PKN Orlen startuje z poszukiwaniami gazu łupkowego. Wczoraj odbyły się pierwsze wiercenia. Prace ruszyły na koncesji spółki w Syczynie w gminie Wierzbica na Lubelszczyźnie. Koncerny poszukujące gazu łupkowego w naszym kraju wykonały dotychczas osiem odwiertów.
Orlen w planach na ten rok ma wykonanie jeszcze jednego odwiertu badawczego. Prace mają się rozpocząć w przyszłym miesiącu w oddalonej o blisko 60 km od Syczyna miejscowości Berejów.
Orlen Upstream, spółka zajmująca się poszukiwaniami w grupie PKN Orlen, zapowiada, że w sumie w ciągu najbliższych miesięcy wywierci jeszcze dwa otwory. Prace na odwiertach będą trwać od 30 do 40 dni. Do końca 2013 r. mają zostać wykonane kolejne dwa.
– Na ten pierwszy etap poszukiwań wydamy ok. 500 mln zł – zapowiada Wiesław Prugar, prezes Orlen Upstream.
W przyszłym roku koncern w pierwszych czterech pionowych odwiertach o głębokości ok. 3000 m wykona szczelinowanie. To technika rozbijania skał, która prowadzi do uwolnienia gazu zgromadzonego w łupku. Jeśli wyniki analiz będą pomyślne, w połowie 2012 r. Orlen wykona odwiert horyzontalny i przystąpi do kolejnego szczelinowania.

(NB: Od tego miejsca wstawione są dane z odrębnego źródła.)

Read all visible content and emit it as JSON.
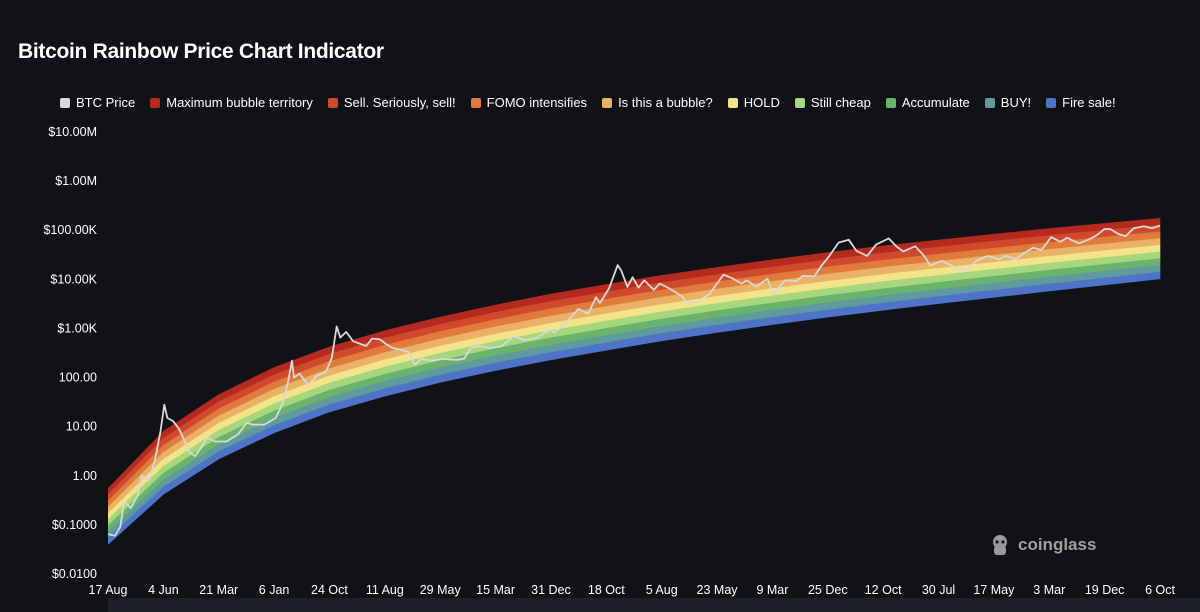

Do tej pory tylko jedna firma w Polsce (Lane Energy pracująca dla ConocoPhillips) przeprowadziła szczelinowanie na odcinku horyzontalnym. W sumie koncerny poszukujące gazu łupkowego w naszym kraju wykonały dotychczas osiem odwiertów. Pierwsze wiercenia mają już za sobą m.in. Polskie Górnictwo Naftowe i Gazownictwo, ExxonMobil oraz BNK Petroleum. Jeszcze w tym roku do tego grona dołączy amerykański Chevron.

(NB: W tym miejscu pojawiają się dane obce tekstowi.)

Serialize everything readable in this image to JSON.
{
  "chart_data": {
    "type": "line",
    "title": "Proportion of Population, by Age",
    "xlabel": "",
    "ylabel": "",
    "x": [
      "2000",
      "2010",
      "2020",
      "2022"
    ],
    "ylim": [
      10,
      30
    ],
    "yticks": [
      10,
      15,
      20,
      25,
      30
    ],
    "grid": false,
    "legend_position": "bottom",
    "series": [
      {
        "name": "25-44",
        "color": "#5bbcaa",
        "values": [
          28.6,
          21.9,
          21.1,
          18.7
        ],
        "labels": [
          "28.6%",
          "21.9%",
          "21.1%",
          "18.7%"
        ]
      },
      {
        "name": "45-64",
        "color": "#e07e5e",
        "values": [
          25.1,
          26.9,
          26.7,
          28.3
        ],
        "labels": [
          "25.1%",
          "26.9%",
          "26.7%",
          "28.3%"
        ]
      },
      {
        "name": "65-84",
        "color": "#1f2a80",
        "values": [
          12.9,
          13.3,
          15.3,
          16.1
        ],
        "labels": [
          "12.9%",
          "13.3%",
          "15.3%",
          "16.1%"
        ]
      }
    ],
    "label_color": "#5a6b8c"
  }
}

– Pozyskiwanie gazu ze złóż niekonwencjonalnych jest dużo trudniejsze od wydobycia ropy – zastrzega Jacek Krawiec, prezes Orlenu. Wymaga to bardzo dużych pieniędzy oraz wykorzystania najnowszych technologii. – Jesteśmy w tej szczęśliwej sytuacji, że poligon doświadczalny dla wydobycia gazu z łupków jest po drugiej stronie Atlantyku, gdzie ten gaz jest wydobywany na skalę przemysłową od 10 lat. U nas będą już stosowane wyłącznie najlepsze, sprawdzone i bezpieczne technologie – podkreśla prezes Krawiec.

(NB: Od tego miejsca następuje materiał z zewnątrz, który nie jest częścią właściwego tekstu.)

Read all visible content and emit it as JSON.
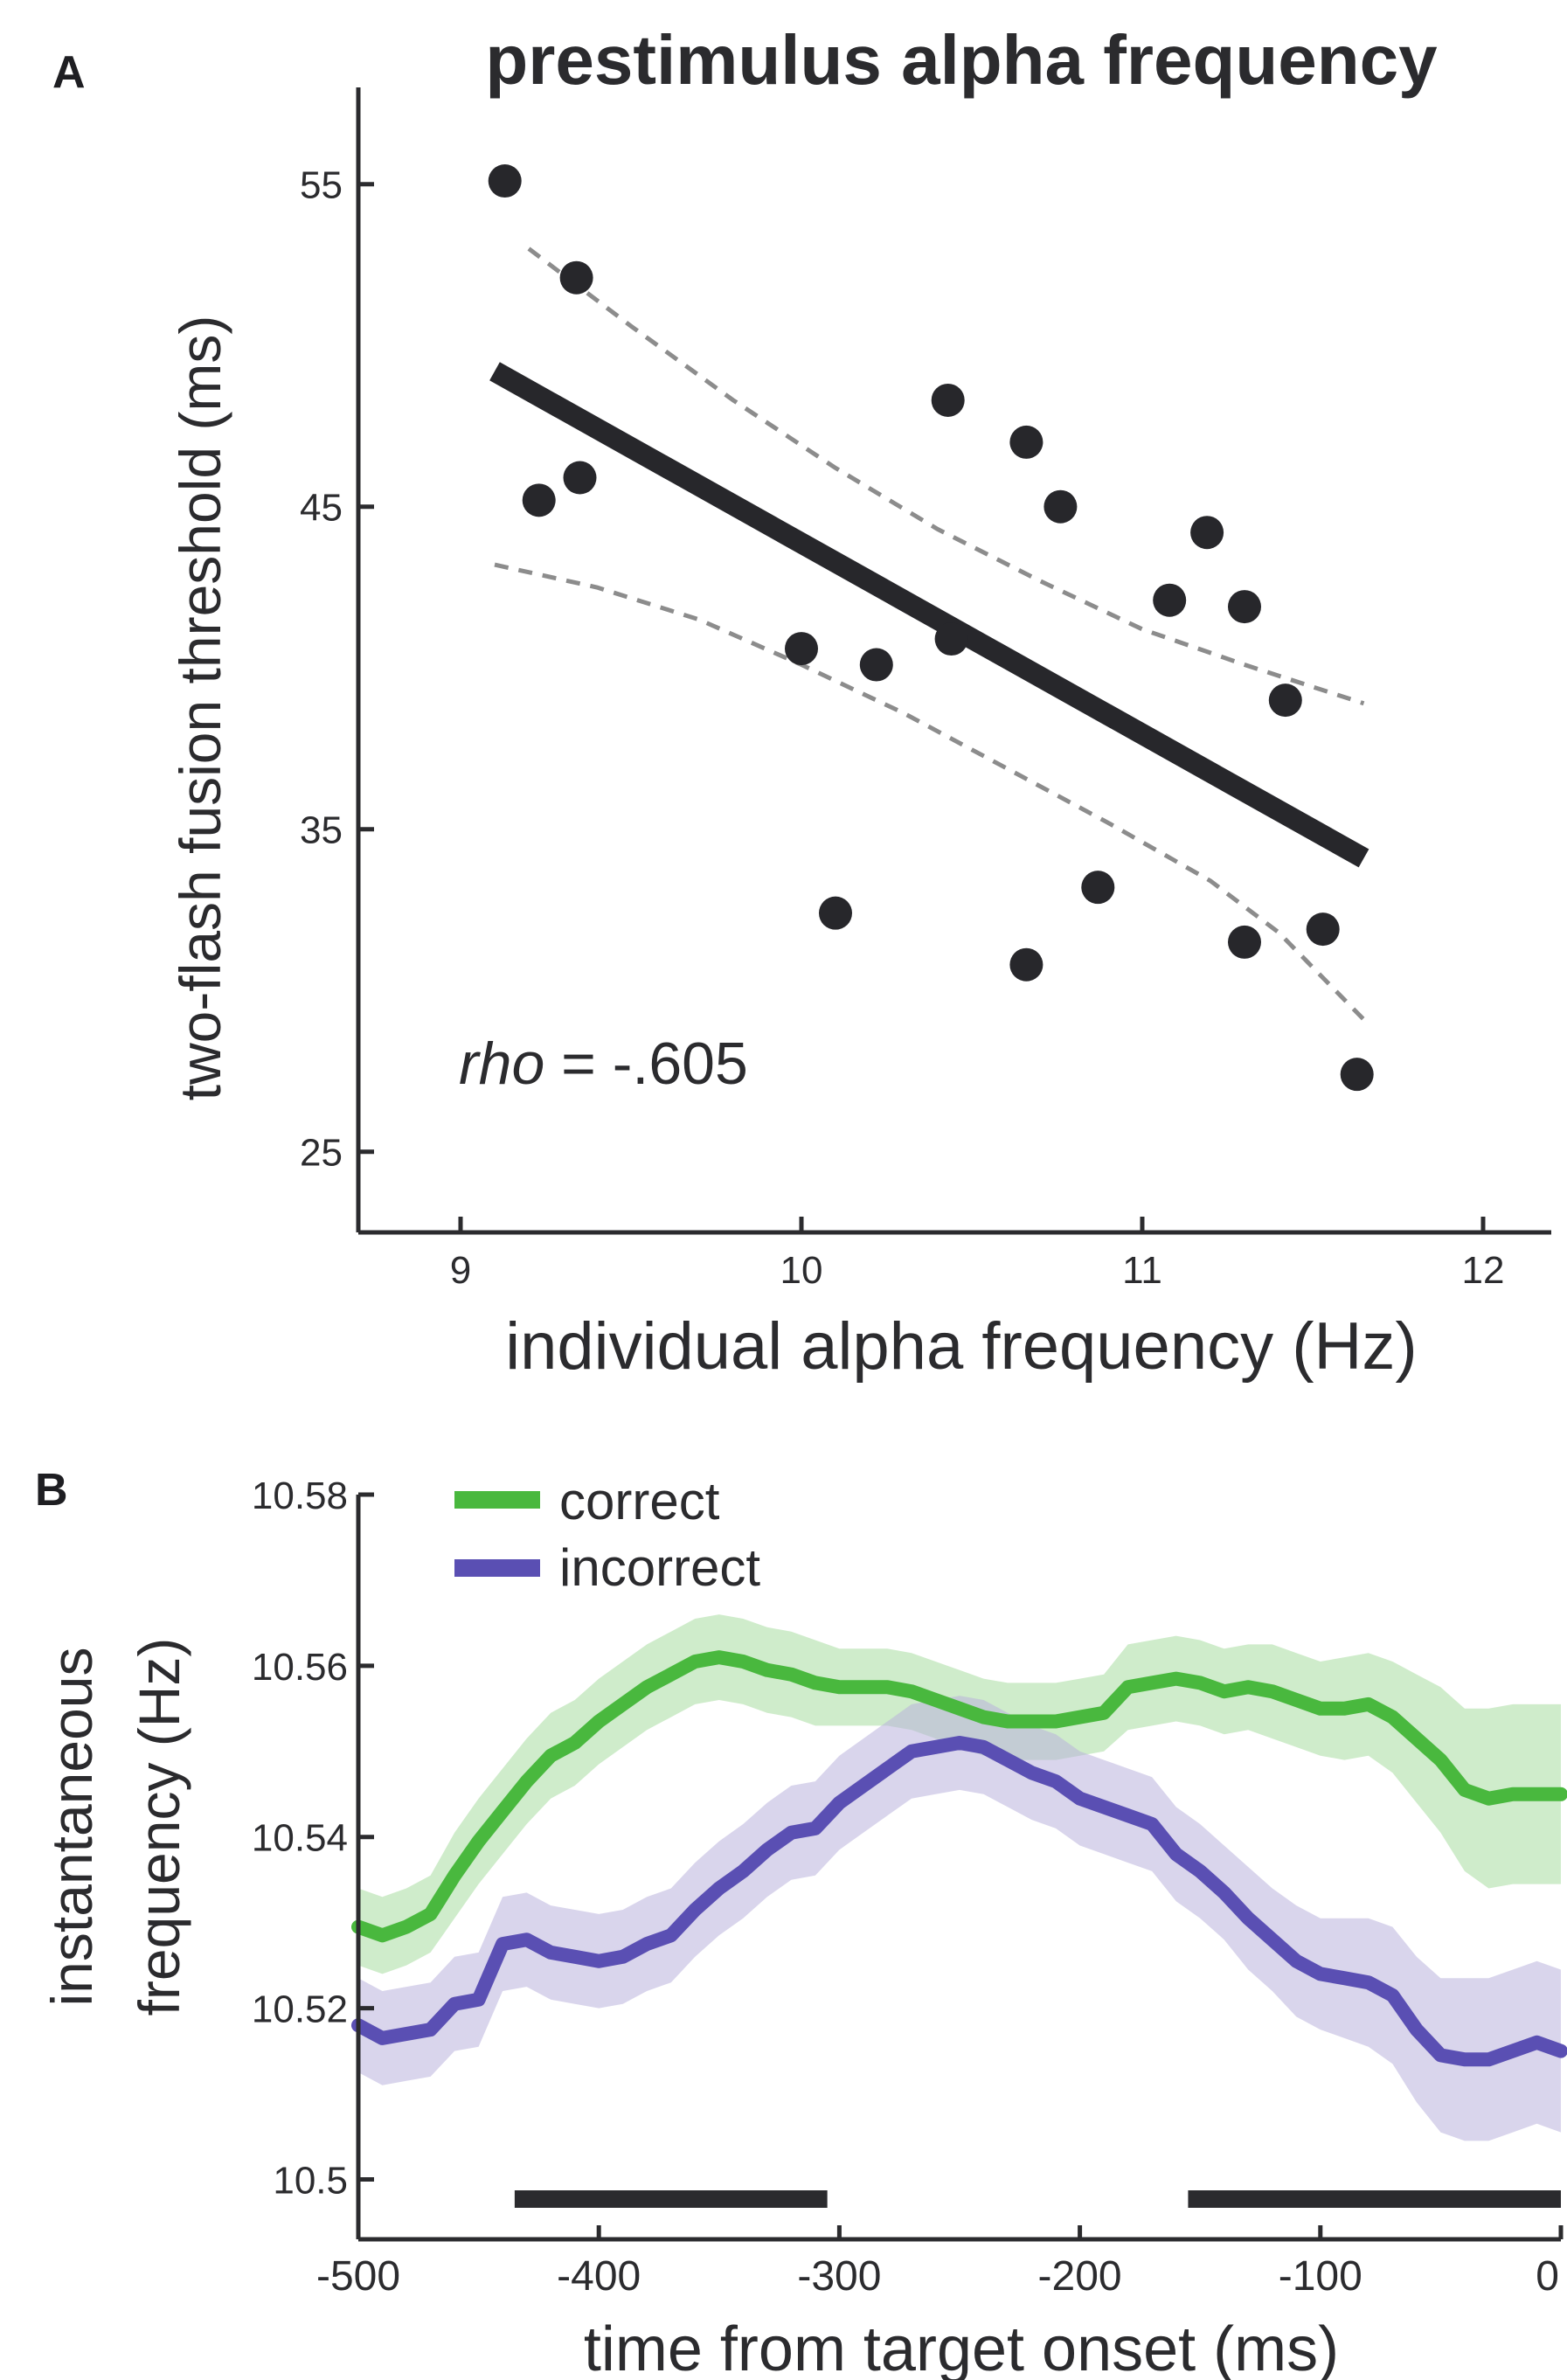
{
  "panels": {
    "a": {
      "letter": "A"
    },
    "b": {
      "letter": "B"
    }
  },
  "colors": {
    "axis": "#2b2b2e",
    "points": "#27272b",
    "fit": "#27272b",
    "ci": "#8c8c8c",
    "correct": "#49b83e",
    "correct_band": "#a8dca0",
    "incorrect": "#5a4fb3",
    "incorrect_band": "#b9b3dc",
    "sig_bar": "#2b2b2e"
  },
  "chart_data": [
    {
      "type": "scatter",
      "title": "prestimulus alpha frequency",
      "xlabel": "individual alpha frequency (Hz)",
      "ylabel": "two-flash fusion threshold (ms)",
      "xlim": [
        8.7,
        12.2
      ],
      "ylim": [
        22.5,
        58
      ],
      "xticks": [
        9,
        10,
        11,
        12
      ],
      "xtick_labels": [
        "9",
        "10",
        "11",
        "12"
      ],
      "yticks": [
        25,
        35,
        45,
        55
      ],
      "ytick_labels": [
        "25",
        "35",
        "45",
        "55"
      ],
      "grid": false,
      "points": [
        {
          "x": 9.13,
          "y": 55.1
        },
        {
          "x": 9.34,
          "y": 52.1
        },
        {
          "x": 9.23,
          "y": 45.2
        },
        {
          "x": 9.35,
          "y": 45.9
        },
        {
          "x": 10.0,
          "y": 40.6
        },
        {
          "x": 10.22,
          "y": 40.1
        },
        {
          "x": 10.1,
          "y": 32.4
        },
        {
          "x": 10.43,
          "y": 48.3
        },
        {
          "x": 10.44,
          "y": 40.9
        },
        {
          "x": 10.66,
          "y": 47.0
        },
        {
          "x": 10.76,
          "y": 45.0
        },
        {
          "x": 10.66,
          "y": 30.8
        },
        {
          "x": 10.87,
          "y": 33.2
        },
        {
          "x": 11.08,
          "y": 42.1
        },
        {
          "x": 11.19,
          "y": 44.2
        },
        {
          "x": 11.3,
          "y": 41.9
        },
        {
          "x": 11.3,
          "y": 31.5
        },
        {
          "x": 11.42,
          "y": 39.0
        },
        {
          "x": 11.53,
          "y": 31.9
        },
        {
          "x": 11.63,
          "y": 27.4
        }
      ],
      "fit_line": {
        "x": [
          9.1,
          11.65
        ],
        "y": [
          49.2,
          34.1
        ]
      },
      "ci_upper": {
        "x": [
          9.2,
          9.5,
          9.8,
          10.1,
          10.4,
          10.7,
          11.0,
          11.3,
          11.65
        ],
        "y": [
          53.0,
          50.6,
          48.3,
          46.2,
          44.3,
          42.7,
          41.2,
          40.1,
          38.9
        ]
      },
      "ci_lower": {
        "x": [
          9.1,
          9.4,
          9.7,
          10.0,
          10.3,
          10.6,
          10.9,
          11.2,
          11.4,
          11.65
        ],
        "y": [
          43.2,
          42.5,
          41.5,
          40.1,
          38.6,
          36.9,
          35.2,
          33.4,
          31.8,
          29.1
        ]
      },
      "annotation": {
        "italic": "rho",
        "text": " = -.605"
      }
    },
    {
      "type": "line",
      "xlabel": "time from target onset (ms)",
      "ylabel_lines": [
        "instantaneous",
        "frequency (Hz)"
      ],
      "xlim": [
        -500,
        0
      ],
      "ylim": [
        10.493,
        10.58
      ],
      "xticks": [
        -500,
        -400,
        -300,
        -200,
        -100,
        0
      ],
      "xtick_labels": [
        "-500",
        "-400",
        "-300",
        "-200",
        "-100",
        "0"
      ],
      "yticks": [
        10.5,
        10.52,
        10.54,
        10.56,
        10.58
      ],
      "ytick_labels": [
        "10.5",
        "10.52",
        "10.54",
        "10.56",
        "10.58"
      ],
      "legend_position": "top-left",
      "x": [
        -500,
        -490,
        -480,
        -470,
        -460,
        -450,
        -440,
        -430,
        -420,
        -410,
        -400,
        -390,
        -380,
        -370,
        -360,
        -350,
        -340,
        -330,
        -320,
        -310,
        -300,
        -290,
        -280,
        -270,
        -260,
        -250,
        -240,
        -230,
        -220,
        -210,
        -200,
        -190,
        -180,
        -170,
        -160,
        -150,
        -140,
        -130,
        -120,
        -110,
        -100,
        -90,
        -80,
        -70,
        -60,
        -50,
        -40,
        -30,
        -20,
        -10,
        0
      ],
      "series": [
        {
          "name": "correct",
          "values": [
            10.5295,
            10.5285,
            10.5295,
            10.531,
            10.5355,
            10.5395,
            10.543,
            10.5465,
            10.5495,
            10.551,
            10.5535,
            10.5555,
            10.5575,
            10.559,
            10.5605,
            10.561,
            10.5605,
            10.5595,
            10.559,
            10.558,
            10.5575,
            10.5575,
            10.5575,
            10.557,
            10.556,
            10.555,
            10.554,
            10.5535,
            10.5535,
            10.5535,
            10.554,
            10.5545,
            10.5575,
            10.558,
            10.5585,
            10.558,
            10.557,
            10.5575,
            10.557,
            10.556,
            10.555,
            10.555,
            10.5555,
            10.554,
            10.5515,
            10.549,
            10.5455,
            10.5445,
            10.545,
            10.545,
            10.545
          ],
          "band": [
            0.0045,
            0.0045,
            0.0045,
            0.0045,
            0.005,
            0.005,
            0.005,
            0.005,
            0.005,
            0.005,
            0.005,
            0.005,
            0.005,
            0.005,
            0.005,
            0.005,
            0.005,
            0.005,
            0.005,
            0.005,
            0.0045,
            0.0045,
            0.0045,
            0.0045,
            0.0045,
            0.0045,
            0.0045,
            0.0045,
            0.0045,
            0.0045,
            0.0045,
            0.0045,
            0.005,
            0.005,
            0.005,
            0.005,
            0.005,
            0.005,
            0.0055,
            0.0055,
            0.0055,
            0.006,
            0.006,
            0.0065,
            0.0075,
            0.0085,
            0.0095,
            0.0105,
            0.0105,
            0.0105,
            0.0105
          ]
        },
        {
          "name": "incorrect",
          "values": [
            10.518,
            10.5165,
            10.517,
            10.5175,
            10.5205,
            10.521,
            10.5275,
            10.528,
            10.5265,
            10.526,
            10.5255,
            10.526,
            10.5275,
            10.5285,
            10.5315,
            10.534,
            10.536,
            10.5385,
            10.5405,
            10.541,
            10.544,
            10.546,
            10.548,
            10.55,
            10.5505,
            10.551,
            10.5505,
            10.549,
            10.5475,
            10.5465,
            10.5445,
            10.5435,
            10.5425,
            10.5415,
            10.538,
            10.536,
            10.5335,
            10.5305,
            10.528,
            10.5255,
            10.524,
            10.5235,
            10.523,
            10.5215,
            10.5175,
            10.5145,
            10.514,
            10.514,
            10.515,
            10.516,
            10.515
          ],
          "band": [
            0.0055,
            0.0055,
            0.0055,
            0.0055,
            0.0055,
            0.0055,
            0.0055,
            0.0055,
            0.0055,
            0.0055,
            0.0055,
            0.0055,
            0.0055,
            0.0055,
            0.0055,
            0.0055,
            0.0055,
            0.0055,
            0.0055,
            0.0055,
            0.0055,
            0.0055,
            0.0055,
            0.0055,
            0.0055,
            0.0055,
            0.0055,
            0.0055,
            0.0055,
            0.0055,
            0.0055,
            0.0055,
            0.0055,
            0.0055,
            0.0055,
            0.0055,
            0.0055,
            0.006,
            0.006,
            0.0065,
            0.0065,
            0.007,
            0.0075,
            0.008,
            0.0085,
            0.009,
            0.0095,
            0.0095,
            0.0095,
            0.0095,
            0.0095
          ]
        }
      ],
      "significance_bars": [
        {
          "start": -435,
          "end": -305
        },
        {
          "start": -155,
          "end": 0
        }
      ]
    }
  ]
}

Sprzęt firmy MND Drilling & Services, którym wykonywane będą odwierty na Lubelszczyźnie, to najnowocześniejsze i najcichsze z urządzeń wiertniczych wykorzystywanych obecnie w Polsce.
Orlen ma łącznie osiem koncesji na poszukiwanie ropy naftowej i gazu ziemnego w Polsce.